Profound was built for the full AEO problem. Choosing it means choosing:
- The industry's deepest data foundation (1.5+ real user prompts, growing by 200M/month), powering every decision from prompt selection through content creation.
- Agent Analytics that give you the attribution chain from content investment through crawler visit to citation to conversion.
- Content Agents that learn from citation data across answer engines, producing outputs that improve with each cycle.
- A 150-person team, including 19 of the 20 recognized AEO experts, backed by $96M in Series C funding from Sequoia, Kleiner Perkins, NVIDIA Ventures, and Khosla Ventures.
If your team needs visibility data, content execution, ROI attribution, and a strategic partner in a single platform, get in touch. We'd love to help.
Profound vs. Otterly FAQs
What's the main difference between Profound and Otterly?
Otterly is a monitoring and insight platform that tracks how your brand appears in AI answers, offers GEO recommendations, and generates content briefs. Profound is a full AEO platform that combines monitoring with real user prompt data (1.5B+ prompts), native content creation, automated workflows, CDN-level AI crawler analytics, and enterprise-grade support. Otterly helps you understand where you stand; Profound helps you understand, act, measure, and improve in one connected system.

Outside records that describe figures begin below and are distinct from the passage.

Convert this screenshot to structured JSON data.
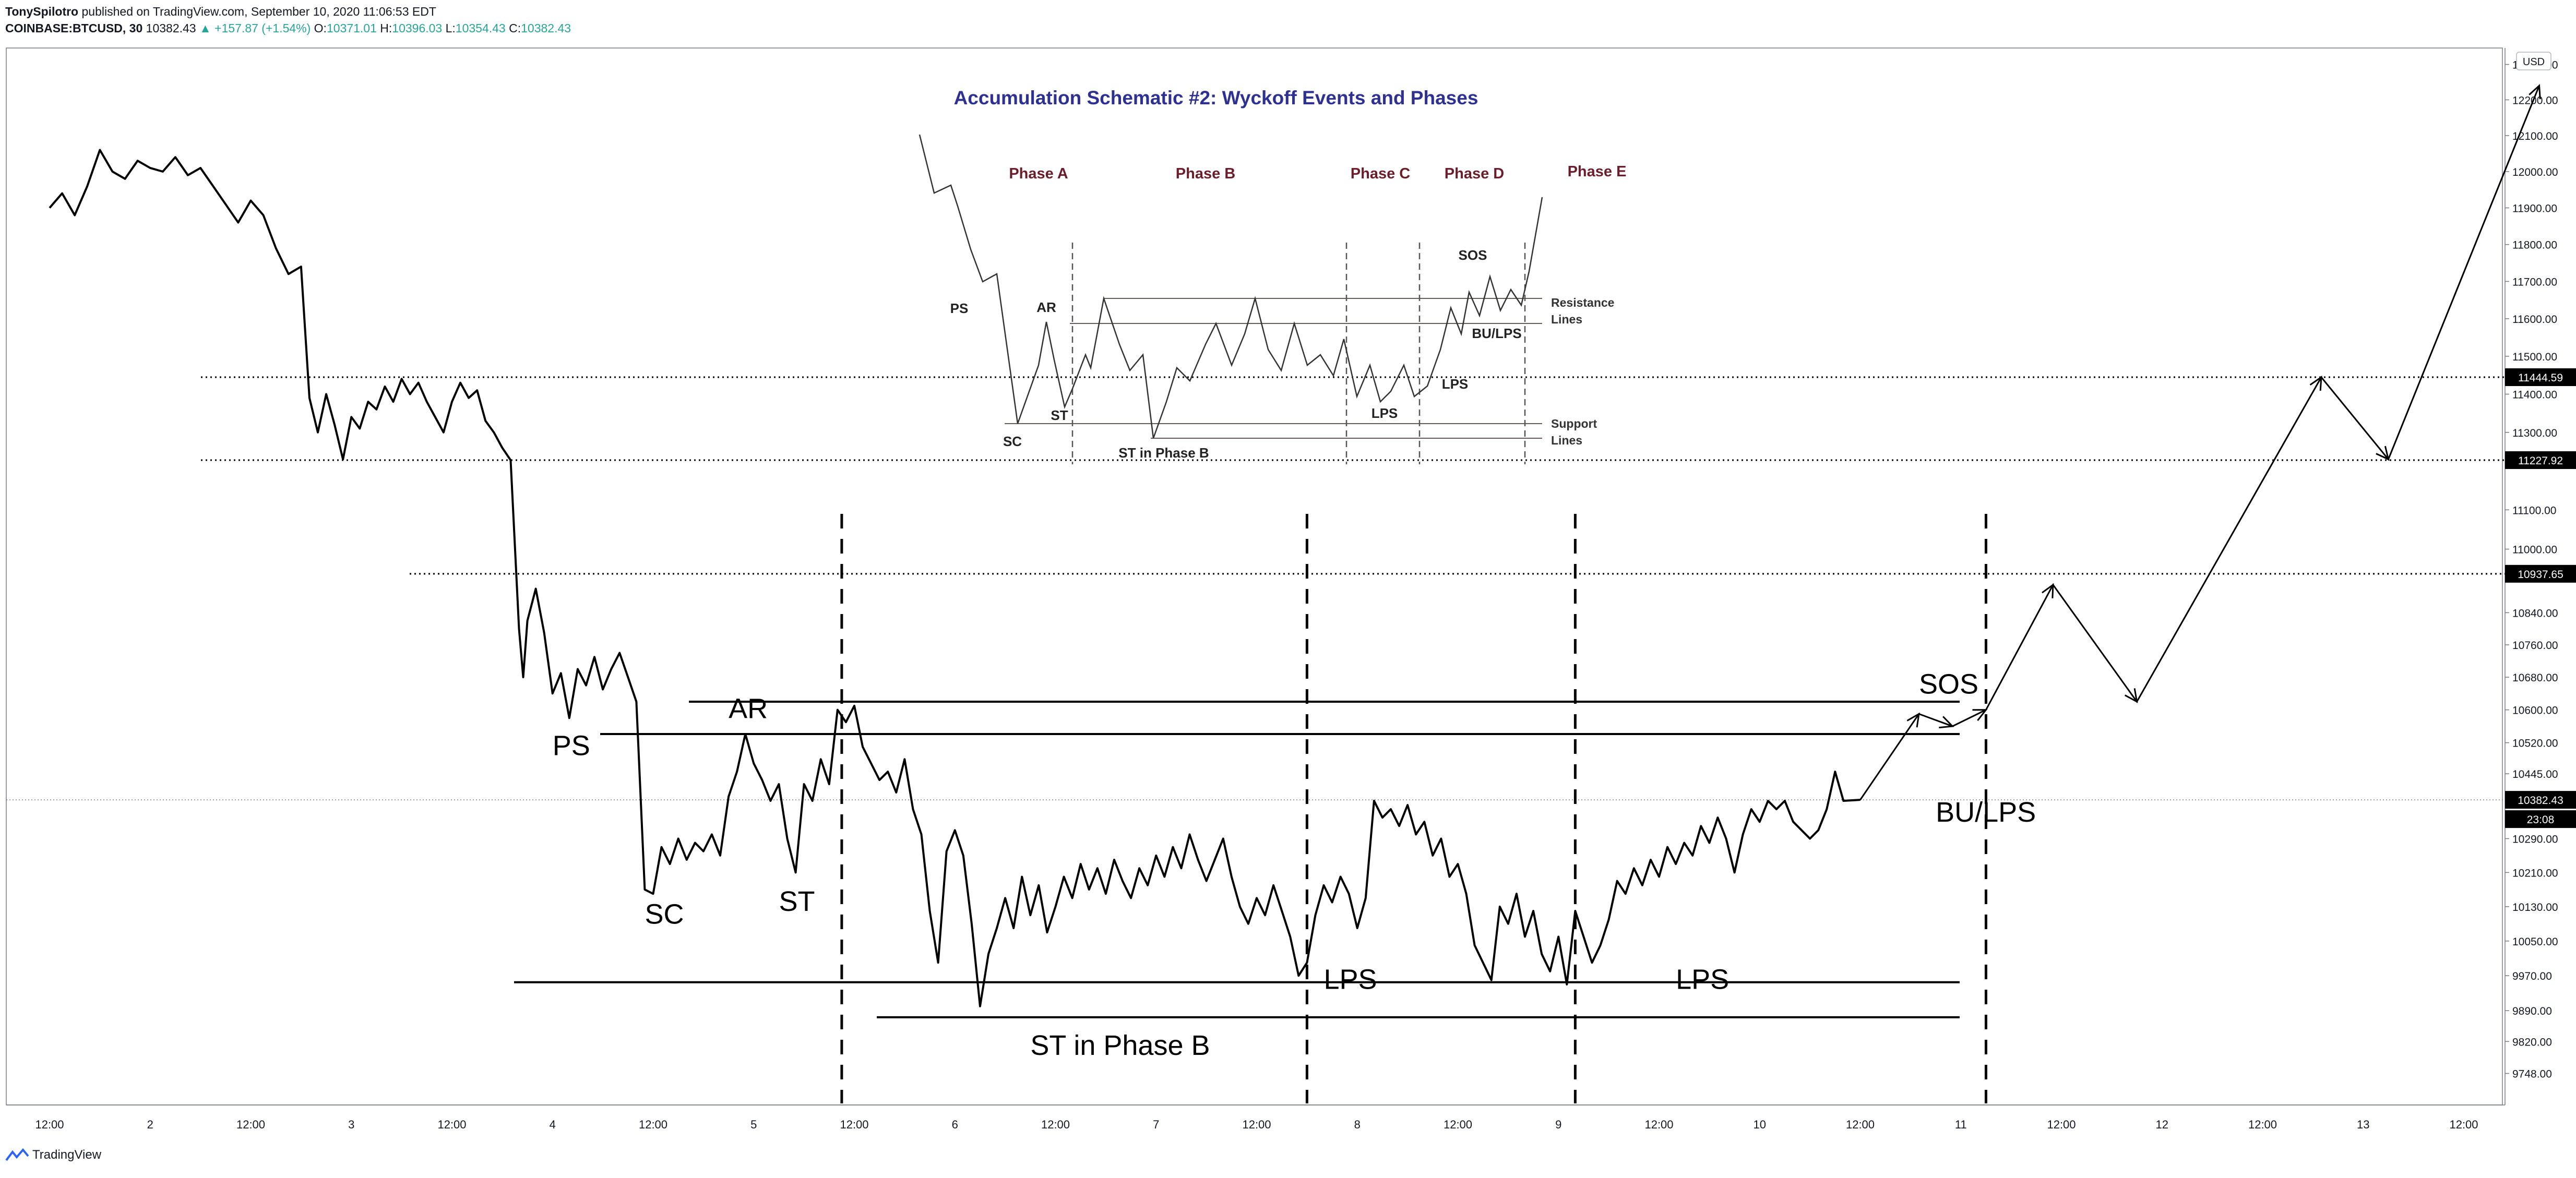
{
  "header": {
    "author": "TonySpilotro",
    "published_text": "published on TradingView.com, September 10, 2020 11:06:53 EDT",
    "symbol": "COINBASE:BTCUSD, 30",
    "last": "10382.43",
    "change": "+157.87 (+1.54%)",
    "o_label": "O:",
    "o_value": "10371.01",
    "h_label": "H:",
    "h_value": "10396.03",
    "l_label": "L:",
    "l_value": "10354.43",
    "c_label": "C:",
    "c_value": "10382.43",
    "change_arrow_icon": "triangle-up-icon"
  },
  "footer": {
    "brand": "TradingView",
    "logo_icon": "tradingview-logo-icon"
  },
  "colors": {
    "price_line": "#000000",
    "positive": "#26a69a",
    "title": "#2e3192",
    "phase": "#6b1d2a",
    "label_bg": "#000000"
  },
  "chart_data": {
    "type": "line",
    "symbol": "COINBASE:BTCUSD",
    "interval": "30",
    "currency": "USD",
    "ylim": [
      9710,
      12320
    ],
    "y_scale": "log",
    "y_ticks": [
      9748.0,
      9820.0,
      9890.0,
      9970.0,
      10050.0,
      10130.0,
      10210.0,
      10290.0,
      10382.43,
      10445.0,
      10520.0,
      10600.0,
      10680.0,
      10760.0,
      10840.0,
      10937.65,
      11000.0,
      11100.0,
      11227.92,
      11300.0,
      11400.0,
      11444.59,
      11500.0,
      11600.0,
      11700.0,
      11800.0,
      11900.0,
      12000.0,
      12100.0,
      12200.0,
      12300.0
    ],
    "x_ticks": [
      "12:00",
      "2",
      "12:00",
      "3",
      "12:00",
      "4",
      "12:00",
      "5",
      "12:00",
      "6",
      "12:00",
      "7",
      "12:00",
      "8",
      "12:00",
      "9",
      "12:00",
      "10",
      "12:00",
      "11",
      "12:00",
      "12",
      "12:00",
      "13",
      "12:00"
    ],
    "x_start": "Sep 1, 00:00",
    "x_end": "Sep 13, 14:00",
    "price_labels": [
      {
        "value": "11444.59",
        "style": "dark"
      },
      {
        "value": "11227.92",
        "style": "dark"
      },
      {
        "value": "10937.65",
        "style": "dark"
      },
      {
        "value": "10382.43",
        "style": "dark"
      },
      {
        "value": "23:08",
        "style": "dark"
      }
    ],
    "horizontal_levels": [
      11444.59,
      11227.92,
      10937.65
    ],
    "last_price": 10382.43,
    "series": [
      {
        "points": [
          [
            "Sep 1, 00:00",
            11900
          ],
          [
            "Sep 1, 01:30",
            11940
          ],
          [
            "Sep 1, 03:00",
            11880
          ],
          [
            "Sep 1, 04:30",
            11960
          ],
          [
            "Sep 1, 06:00",
            12060
          ],
          [
            "Sep 1, 07:30",
            12000
          ],
          [
            "Sep 1, 09:00",
            11980
          ],
          [
            "Sep 1, 10:30",
            12030
          ],
          [
            "Sep 1, 12:00",
            12010
          ],
          [
            "Sep 1, 13:30",
            12000
          ],
          [
            "Sep 1, 15:00",
            12040
          ],
          [
            "Sep 1, 16:30",
            11990
          ],
          [
            "Sep 1, 18:00",
            12010
          ],
          [
            "Sep 1, 19:30",
            11960
          ],
          [
            "Sep 1, 21:00",
            11910
          ],
          [
            "Sep 1, 22:30",
            11860
          ],
          [
            "Sep 2, 00:00",
            11920
          ],
          [
            "Sep 2, 01:30",
            11880
          ],
          [
            "Sep 2, 03:00",
            11790
          ],
          [
            "Sep 2, 04:30",
            11720
          ],
          [
            "Sep 2, 06:00",
            11740
          ],
          [
            "Sep 2, 07:00",
            11390
          ],
          [
            "Sep 2, 08:00",
            11300
          ],
          [
            "Sep 2, 09:00",
            11400
          ],
          [
            "Sep 2, 10:00",
            11320
          ],
          [
            "Sep 2, 11:00",
            11230
          ],
          [
            "Sep 2, 12:00",
            11340
          ],
          [
            "Sep 2, 13:00",
            11310
          ],
          [
            "Sep 2, 14:00",
            11380
          ],
          [
            "Sep 2, 15:00",
            11360
          ],
          [
            "Sep 2, 16:00",
            11420
          ],
          [
            "Sep 2, 17:00",
            11380
          ],
          [
            "Sep 2, 18:00",
            11440
          ],
          [
            "Sep 2, 19:00",
            11400
          ],
          [
            "Sep 2, 20:00",
            11430
          ],
          [
            "Sep 2, 21:00",
            11380
          ],
          [
            "Sep 2, 22:00",
            11340
          ],
          [
            "Sep 2, 23:00",
            11300
          ],
          [
            "Sep 3, 00:00",
            11380
          ],
          [
            "Sep 3, 01:00",
            11430
          ],
          [
            "Sep 3, 02:00",
            11390
          ],
          [
            "Sep 3, 03:00",
            11410
          ],
          [
            "Sep 3, 04:00",
            11330
          ],
          [
            "Sep 3, 05:00",
            11300
          ],
          [
            "Sep 3, 06:00",
            11260
          ],
          [
            "Sep 3, 07:00",
            11227.92
          ],
          [
            "Sep 3, 08:00",
            10800
          ],
          [
            "Sep 3, 08:30",
            10680
          ],
          [
            "Sep 3, 09:00",
            10820
          ],
          [
            "Sep 3, 10:00",
            10900
          ],
          [
            "Sep 3, 11:00",
            10790
          ],
          [
            "Sep 3, 12:00",
            10640
          ],
          [
            "Sep 3, 13:00",
            10690
          ],
          [
            "Sep 3, 14:00",
            10580
          ],
          [
            "Sep 3, 15:00",
            10700
          ],
          [
            "Sep 3, 16:00",
            10660
          ],
          [
            "Sep 3, 17:00",
            10730
          ],
          [
            "Sep 3, 18:00",
            10650
          ],
          [
            "Sep 3, 19:00",
            10700
          ],
          [
            "Sep 3, 20:00",
            10740
          ],
          [
            "Sep 3, 21:00",
            10680
          ],
          [
            "Sep 3, 22:00",
            10620
          ],
          [
            "Sep 3, 23:00",
            10170
          ],
          [
            "Sep 4, 00:00",
            10160
          ],
          [
            "Sep 4, 01:00",
            10270
          ],
          [
            "Sep 4, 02:00",
            10230
          ],
          [
            "Sep 4, 03:00",
            10290
          ],
          [
            "Sep 4, 04:00",
            10240
          ],
          [
            "Sep 4, 05:00",
            10280
          ],
          [
            "Sep 4, 06:00",
            10260
          ],
          [
            "Sep 4, 07:00",
            10300
          ],
          [
            "Sep 4, 08:00",
            10250
          ],
          [
            "Sep 4, 09:00",
            10390
          ],
          [
            "Sep 4, 10:00",
            10450
          ],
          [
            "Sep 4, 11:00",
            10541
          ],
          [
            "Sep 4, 12:00",
            10470
          ],
          [
            "Sep 4, 13:00",
            10430
          ],
          [
            "Sep 4, 14:00",
            10380
          ],
          [
            "Sep 4, 15:00",
            10420
          ],
          [
            "Sep 4, 16:00",
            10290
          ],
          [
            "Sep 4, 17:00",
            10210
          ],
          [
            "Sep 4, 18:00",
            10420
          ],
          [
            "Sep 4, 19:00",
            10380
          ],
          [
            "Sep 4, 20:00",
            10480
          ],
          [
            "Sep 4, 21:00",
            10420
          ],
          [
            "Sep 4, 22:00",
            10600
          ],
          [
            "Sep 4, 23:00",
            10570
          ],
          [
            "Sep 5, 00:00",
            10610
          ],
          [
            "Sep 5, 01:00",
            10510
          ],
          [
            "Sep 5, 02:00",
            10470
          ],
          [
            "Sep 5, 03:00",
            10430
          ],
          [
            "Sep 5, 04:00",
            10450
          ],
          [
            "Sep 5, 05:00",
            10400
          ],
          [
            "Sep 5, 06:00",
            10480
          ],
          [
            "Sep 5, 07:00",
            10360
          ],
          [
            "Sep 5, 08:00",
            10300
          ],
          [
            "Sep 5, 09:00",
            10120
          ],
          [
            "Sep 5, 10:00",
            10000
          ],
          [
            "Sep 5, 11:00",
            10260
          ],
          [
            "Sep 5, 12:00",
            10310
          ],
          [
            "Sep 5, 13:00",
            10250
          ],
          [
            "Sep 5, 14:00",
            10090
          ],
          [
            "Sep 5, 15:00",
            9900
          ],
          [
            "Sep 5, 16:00",
            10020
          ],
          [
            "Sep 5, 17:00",
            10080
          ],
          [
            "Sep 5, 18:00",
            10150
          ],
          [
            "Sep 5, 19:00",
            10080
          ],
          [
            "Sep 5, 20:00",
            10200
          ],
          [
            "Sep 5, 21:00",
            10110
          ],
          [
            "Sep 5, 22:00",
            10180
          ],
          [
            "Sep 5, 23:00",
            10070
          ],
          [
            "Sep 6, 00:00",
            10130
          ],
          [
            "Sep 6, 01:00",
            10200
          ],
          [
            "Sep 6, 02:00",
            10150
          ],
          [
            "Sep 6, 03:00",
            10230
          ],
          [
            "Sep 6, 04:00",
            10170
          ],
          [
            "Sep 6, 05:00",
            10220
          ],
          [
            "Sep 6, 06:00",
            10160
          ],
          [
            "Sep 6, 07:00",
            10240
          ],
          [
            "Sep 6, 08:00",
            10190
          ],
          [
            "Sep 6, 09:00",
            10150
          ],
          [
            "Sep 6, 10:00",
            10220
          ],
          [
            "Sep 6, 11:00",
            10180
          ],
          [
            "Sep 6, 12:00",
            10250
          ],
          [
            "Sep 6, 13:00",
            10200
          ],
          [
            "Sep 6, 14:00",
            10270
          ],
          [
            "Sep 6, 15:00",
            10220
          ],
          [
            "Sep 6, 16:00",
            10300
          ],
          [
            "Sep 6, 17:00",
            10240
          ],
          [
            "Sep 6, 18:00",
            10190
          ],
          [
            "Sep 6, 19:00",
            10240
          ],
          [
            "Sep 6, 20:00",
            10290
          ],
          [
            "Sep 6, 21:00",
            10200
          ],
          [
            "Sep 6, 22:00",
            10130
          ],
          [
            "Sep 6, 23:00",
            10090
          ],
          [
            "Sep 7, 00:00",
            10150
          ],
          [
            "Sep 7, 01:00",
            10110
          ],
          [
            "Sep 7, 02:00",
            10180
          ],
          [
            "Sep 7, 03:00",
            10120
          ],
          [
            "Sep 7, 04:00",
            10060
          ],
          [
            "Sep 7, 05:00",
            9970
          ],
          [
            "Sep 7, 06:00",
            10000
          ],
          [
            "Sep 7, 07:00",
            10110
          ],
          [
            "Sep 7, 08:00",
            10180
          ],
          [
            "Sep 7, 09:00",
            10140
          ],
          [
            "Sep 7, 10:00",
            10200
          ],
          [
            "Sep 7, 11:00",
            10160
          ],
          [
            "Sep 7, 12:00",
            10080
          ],
          [
            "Sep 7, 13:00",
            10150
          ],
          [
            "Sep 7, 14:00",
            10380
          ],
          [
            "Sep 7, 15:00",
            10340
          ],
          [
            "Sep 7, 16:00",
            10360
          ],
          [
            "Sep 7, 17:00",
            10320
          ],
          [
            "Sep 7, 18:00",
            10370
          ],
          [
            "Sep 7, 19:00",
            10300
          ],
          [
            "Sep 7, 20:00",
            10330
          ],
          [
            "Sep 7, 21:00",
            10250
          ],
          [
            "Sep 7, 22:00",
            10290
          ],
          [
            "Sep 7, 23:00",
            10200
          ],
          [
            "Sep 8, 00:00",
            10230
          ],
          [
            "Sep 8, 01:00",
            10160
          ],
          [
            "Sep 8, 02:00",
            10040
          ],
          [
            "Sep 8, 03:00",
            10000
          ],
          [
            "Sep 8, 04:00",
            9960
          ],
          [
            "Sep 8, 05:00",
            10130
          ],
          [
            "Sep 8, 06:00",
            10090
          ],
          [
            "Sep 8, 07:00",
            10160
          ],
          [
            "Sep 8, 08:00",
            10060
          ],
          [
            "Sep 8, 09:00",
            10120
          ],
          [
            "Sep 8, 10:00",
            10020
          ],
          [
            "Sep 8, 11:00",
            9980
          ],
          [
            "Sep 8, 12:00",
            10060
          ],
          [
            "Sep 8, 13:00",
            9950
          ],
          [
            "Sep 8, 14:00",
            10120
          ],
          [
            "Sep 8, 15:00",
            10060
          ],
          [
            "Sep 8, 16:00",
            10000
          ],
          [
            "Sep 8, 17:00",
            10040
          ],
          [
            "Sep 8, 18:00",
            10100
          ],
          [
            "Sep 8, 19:00",
            10190
          ],
          [
            "Sep 8, 20:00",
            10160
          ],
          [
            "Sep 8, 21:00",
            10220
          ],
          [
            "Sep 8, 22:00",
            10180
          ],
          [
            "Sep 8, 23:00",
            10240
          ],
          [
            "Sep 9, 00:00",
            10200
          ],
          [
            "Sep 9, 01:00",
            10270
          ],
          [
            "Sep 9, 02:00",
            10230
          ],
          [
            "Sep 9, 03:00",
            10280
          ],
          [
            "Sep 9, 04:00",
            10250
          ],
          [
            "Sep 9, 05:00",
            10320
          ],
          [
            "Sep 9, 06:00",
            10280
          ],
          [
            "Sep 9, 07:00",
            10340
          ],
          [
            "Sep 9, 08:00",
            10290
          ],
          [
            "Sep 9, 09:00",
            10210
          ],
          [
            "Sep 9, 10:00",
            10300
          ],
          [
            "Sep 9, 11:00",
            10360
          ],
          [
            "Sep 9, 12:00",
            10330
          ],
          [
            "Sep 9, 13:00",
            10380
          ],
          [
            "Sep 9, 14:00",
            10360
          ],
          [
            "Sep 9, 15:00",
            10380
          ],
          [
            "Sep 9, 16:00",
            10330
          ],
          [
            "Sep 9, 17:00",
            10310
          ],
          [
            "Sep 9, 18:00",
            10290
          ],
          [
            "Sep 9, 19:00",
            10310
          ],
          [
            "Sep 9, 20:00",
            10360
          ],
          [
            "Sep 9, 21:00",
            10450
          ],
          [
            "Sep 9, 22:00",
            10380
          ],
          [
            "Sep 10, 00:00",
            10382.43
          ]
        ]
      }
    ],
    "large_schematic": {
      "resistance_lines": [
        10620,
        10541
      ],
      "support_lines": [
        9955,
        9875
      ],
      "phase_dividers": [
        "Sep 4, 22:30",
        "Sep 7, 06:00",
        "Sep 8, 14:00",
        "Sep 10, 15:00"
      ],
      "projected_path": [
        [
          "Sep 10, 00:00",
          10382.43
        ],
        [
          "Sep 10, 07:00",
          10590
        ],
        [
          "Sep 10, 11:00",
          10560
        ],
        [
          "Sep 10, 15:00",
          10600
        ],
        [
          "Sep 10, 23:00",
          10910
        ],
        [
          "Sep 11, 09:00",
          10620
        ],
        [
          "Sep 12, 07:00",
          11444.59
        ],
        [
          "Sep 12, 15:00",
          11230
        ],
        [
          "Sep 13, 09:00",
          12240
        ]
      ],
      "labels": [
        {
          "text": "PS",
          "x": "Sep 3, 12:00",
          "y": 10490
        },
        {
          "text": "AR",
          "x": "Sep 4, 09:00",
          "y": 10580
        },
        {
          "text": "SC",
          "x": "Sep 3, 23:00",
          "y": 10090
        },
        {
          "text": "ST",
          "x": "Sep 4, 15:00",
          "y": 10120
        },
        {
          "text": "ST in Phase B",
          "x": "Sep 5, 21:00",
          "y": 9790
        },
        {
          "text": "LPS",
          "x": "Sep 7, 08:00",
          "y": 9940
        },
        {
          "text": "LPS",
          "x": "Sep 9, 02:00",
          "y": 9940
        },
        {
          "text": "SOS",
          "x": "Sep 10, 07:00",
          "y": 10640
        },
        {
          "text": "BU/LPS",
          "x": "Sep 10, 09:00",
          "y": 10330
        }
      ]
    },
    "schematic_inset": {
      "title": "Accumulation Schematic #2: Wyckoff Events and Phases",
      "phases": [
        "Phase A",
        "Phase B",
        "Phase C",
        "Phase D",
        "Phase E"
      ],
      "events": [
        "PS",
        "AR",
        "SC",
        "ST",
        "ST in Phase B",
        "LPS",
        "LPS",
        "SOS",
        "BU/LPS"
      ],
      "line_labels": [
        "Resistance",
        "Lines",
        "Support",
        "Lines"
      ]
    }
  }
}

Is Otterly good for enterprise brands?
Otterly works well for small teams, solo marketers, and agencies. For enterprise brands, the platform has limitations: no publicly listed SOC 2, HIPAA, or equivalent compliance certifications, no dedicated account management on standard plans, and customer references that skew toward SMBs and mid-market companies. Profound serves 12% of the Fortune 500 (including Apple and NASA), holds SOC 2 Type II and HIPAA certifications, and assigns every customer a dedicated engagement manager and AI strategist.
Does Otterly help with content creation?
Otterly provides GEO recommendations, content briefs, and crawlability checks that tell teams what to optimize and why. It does not generate content or offer automated workflows inside the platform. Acting on Otterly's recommendations requires separate tools. Profound's Agents, on the other hand, handle the full content cycle within one platform: identify gaps, generate drafts built on citation data, optimize existing pages, and publish through connected integrations.
Does Otterly offer AI crawler analytics?
No. Otterly tracks how your brand appears in AI-generated answers but cannot show whether AI crawlers (GPTBot, ClaudeBot, PerplexityBot, and others) are visiting your content, how often, or which pages they prioritize. Profound's Agent Analytics uses CDN-level integrations with Akamai, AWS, Cloudflare, Fastly, GCP, Vercel, Netlify, and WordPress to track AI crawler behavior in real time, and connects it to downstream human traffic and conversions through GA4.